Joëlle Milquet: "Il faut bouger dans le dossier des sans-papiers afghans"

Joëlle Milquet: "Il faut bouger dans le dossier des sans-papiers afghans"
Joëlle Milquet: "Il faut bouger dans le dossier des sans-papiers afghans" - © Tous droits réservés

L'invitée du grand Oral, ce samedi 11 janvier 2014 est Joëlle Milquet, Vice-Première ministre, ministre de l'Intérieur et de l'Egalité des Chances. L’affaire Dieudonné, la marche des Afghans… Les sujets ne manquent pas pour celle qui a fait son "coming out" électoral bruxellois ce jeudi. Elle s'explique longuement sur ce choix qui, dit-elle, n'a pas été fait "la kalachnikov sur la tempe: on ne me dicte pas mes choix".

Béatrice Delvaux éditorialiste en chef au journal Le Soir s’interroge sur les vraies raisons du choix bruxellois de Joëlle Milquet, rappelant que certains avaient dit que ce n’était pas son choix, que le parti a voulu la mettre de côté à Bruxelles pour "ne plus avoir Milquet au fédéral".

Joëlle Milquet (JM) : "Vous avez lu un journaliste néerlandophone qui apparemment n’a jamais vraiment mis un pied dans le monde francophone politique… On ne me fait pas choisir ce que je ne veux pas. Je n’ai jamais vu personne dans mon parti venir avec une kalachnikov et dire 'toi tu vas là et pas là'. Non, c’est un choix qui est collectif, parce que moi je suis collective, et que quand on travaille à la fois dans un pays, dans une région, on pense d’abord à l’intérêt général et à voir où l’on peut être nécessaire."

Bruxelles, "ville invivable" selon les Flamands

Jean-Pierre Jacqumin, directeur de l’Info-Sports à la RTBF, demande à la ministre si elle estime que la criminalité est en baisse à Bruxelles :

JM : "Non seulement nous sommes en diminution partout en Belgique, notamment en ce qui concerne la violence physique. C’est la première fois que nous avons pu le dire il y a six mois, c’était une première donnée, mais c’est également très vrai sur Bruxelles. Quand vous faites la différence avec Anvers, arrêtons de rire. À Bruxelles, vous avez une augmentation très importante d’habitants mais l’augmentation de la criminalité n’a absolument pas suivi l’augmentation de la population."

Demandeurs d’asile afghans : "le programme gouvernemental doit changer"

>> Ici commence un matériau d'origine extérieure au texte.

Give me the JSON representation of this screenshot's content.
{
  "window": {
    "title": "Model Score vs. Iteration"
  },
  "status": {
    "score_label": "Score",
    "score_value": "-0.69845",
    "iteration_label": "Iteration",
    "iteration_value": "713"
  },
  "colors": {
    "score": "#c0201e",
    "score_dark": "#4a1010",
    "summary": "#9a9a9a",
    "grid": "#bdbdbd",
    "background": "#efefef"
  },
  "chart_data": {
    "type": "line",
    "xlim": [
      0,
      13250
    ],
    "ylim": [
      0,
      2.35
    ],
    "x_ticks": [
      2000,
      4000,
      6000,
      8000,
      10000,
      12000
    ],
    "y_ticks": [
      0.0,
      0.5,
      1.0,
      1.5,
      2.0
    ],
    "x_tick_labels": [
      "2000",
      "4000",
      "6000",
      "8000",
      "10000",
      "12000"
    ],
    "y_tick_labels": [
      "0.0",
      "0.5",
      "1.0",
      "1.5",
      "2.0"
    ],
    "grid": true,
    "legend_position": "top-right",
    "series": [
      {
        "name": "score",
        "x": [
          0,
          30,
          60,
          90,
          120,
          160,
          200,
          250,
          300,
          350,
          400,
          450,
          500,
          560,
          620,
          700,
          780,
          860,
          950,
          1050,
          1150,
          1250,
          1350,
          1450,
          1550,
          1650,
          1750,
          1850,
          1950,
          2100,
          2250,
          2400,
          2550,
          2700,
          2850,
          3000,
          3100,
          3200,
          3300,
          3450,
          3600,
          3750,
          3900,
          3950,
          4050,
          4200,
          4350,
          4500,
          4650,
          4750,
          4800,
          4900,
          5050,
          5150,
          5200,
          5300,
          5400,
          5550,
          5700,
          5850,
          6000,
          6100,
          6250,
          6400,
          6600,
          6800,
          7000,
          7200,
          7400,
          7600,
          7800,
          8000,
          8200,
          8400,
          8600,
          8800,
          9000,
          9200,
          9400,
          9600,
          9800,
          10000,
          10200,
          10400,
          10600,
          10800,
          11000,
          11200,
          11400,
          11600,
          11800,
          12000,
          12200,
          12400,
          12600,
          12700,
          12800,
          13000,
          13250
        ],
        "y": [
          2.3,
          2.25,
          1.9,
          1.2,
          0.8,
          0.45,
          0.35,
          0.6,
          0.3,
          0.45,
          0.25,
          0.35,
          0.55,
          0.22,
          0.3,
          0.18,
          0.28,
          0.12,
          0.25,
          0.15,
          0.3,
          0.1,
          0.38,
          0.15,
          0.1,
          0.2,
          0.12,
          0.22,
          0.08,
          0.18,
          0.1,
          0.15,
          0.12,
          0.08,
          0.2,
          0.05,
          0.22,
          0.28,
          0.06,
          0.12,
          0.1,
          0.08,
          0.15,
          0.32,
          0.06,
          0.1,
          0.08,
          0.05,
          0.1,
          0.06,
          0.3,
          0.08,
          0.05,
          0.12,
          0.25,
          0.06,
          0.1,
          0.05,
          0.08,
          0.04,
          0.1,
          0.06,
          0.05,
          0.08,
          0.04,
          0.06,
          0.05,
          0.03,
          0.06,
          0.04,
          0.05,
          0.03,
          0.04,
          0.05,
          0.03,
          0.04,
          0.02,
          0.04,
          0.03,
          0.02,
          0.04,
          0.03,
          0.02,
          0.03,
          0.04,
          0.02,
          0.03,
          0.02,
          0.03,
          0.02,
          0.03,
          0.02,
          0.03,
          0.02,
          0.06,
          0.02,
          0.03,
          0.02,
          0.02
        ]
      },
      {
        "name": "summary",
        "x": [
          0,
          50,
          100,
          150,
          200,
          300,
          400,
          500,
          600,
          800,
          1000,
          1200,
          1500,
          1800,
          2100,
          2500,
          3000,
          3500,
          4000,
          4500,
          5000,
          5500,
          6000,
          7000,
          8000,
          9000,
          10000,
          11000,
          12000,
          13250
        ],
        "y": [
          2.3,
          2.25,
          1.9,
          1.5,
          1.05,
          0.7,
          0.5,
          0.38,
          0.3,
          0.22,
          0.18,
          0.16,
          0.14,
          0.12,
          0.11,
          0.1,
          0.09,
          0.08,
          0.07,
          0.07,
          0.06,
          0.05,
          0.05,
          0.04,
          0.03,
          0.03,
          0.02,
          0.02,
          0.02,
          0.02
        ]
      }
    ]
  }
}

JM : "Ce que je pense c’est qu’il faut bouger. Et donc le fait important est d’avoir pu convaincre que l’on puisse redéposer des dossiers par rapport à des éléments neufs. C’est vraiment largement un début de solution. Ce sont des demandes d’asile, je ne suis pas dans des demandes de régularisation, ça c’est un autre sujet. Mais en termes de demandes d’asile, on a pu lancer le message : 'Redéposez vos dossiers, venez expliquer'. J’ai été très attentive, c’est vrai, à la dégradation de certains éléments de situation qui sont évoqués au niveau de l’Afghanistan. On a différents rapports, les organisations sont venues les expliquer."

Dieudonné : un effet inverse à celui recherché

Si l’intéressé veut venir faire des spectacles en Belgique, quelle sera l’attitude de la ministre de l’Intérieur ?

JM : "Je ne suis pas sûre que le grand 'pow-wow' que l’on fait pour le moment en France n’arrive pour finir pas à l’effet inverse. Son site n’a jamais été aussi suivi et on n’a jamais autant parlé de lui. Il n’a jamais gagné autant d’argent d’ailleurs puisqu’on sait que l’argent est très important pour la personne en question. Il faudrait pouvoir faire les choses avec moins d’aspects médiatiques, plus d’efficacité sur le terrain. Moi je préfère laisser cela à la sagacité d’un bourgmestre, mais bien sûr on peut se coordonner…"

Arnaud Ruyssen, journaliste RTBF : "Il n’y aura pas de consigne ? Manuel Valls n’avait pas tout à fait les compétences mais il a quand même envoyé une circulaire aux préfets et il a construit le dispositif juridique qui permet finalement l’interdiction."

JM : "Nous l’avons déjà. La Belgique a deux longueurs d’avance : un, on l’a déjà ; deux, on l’a déjà fait, on a déjà interdit. J’ai confiance en l’autonomie des bourgmestres."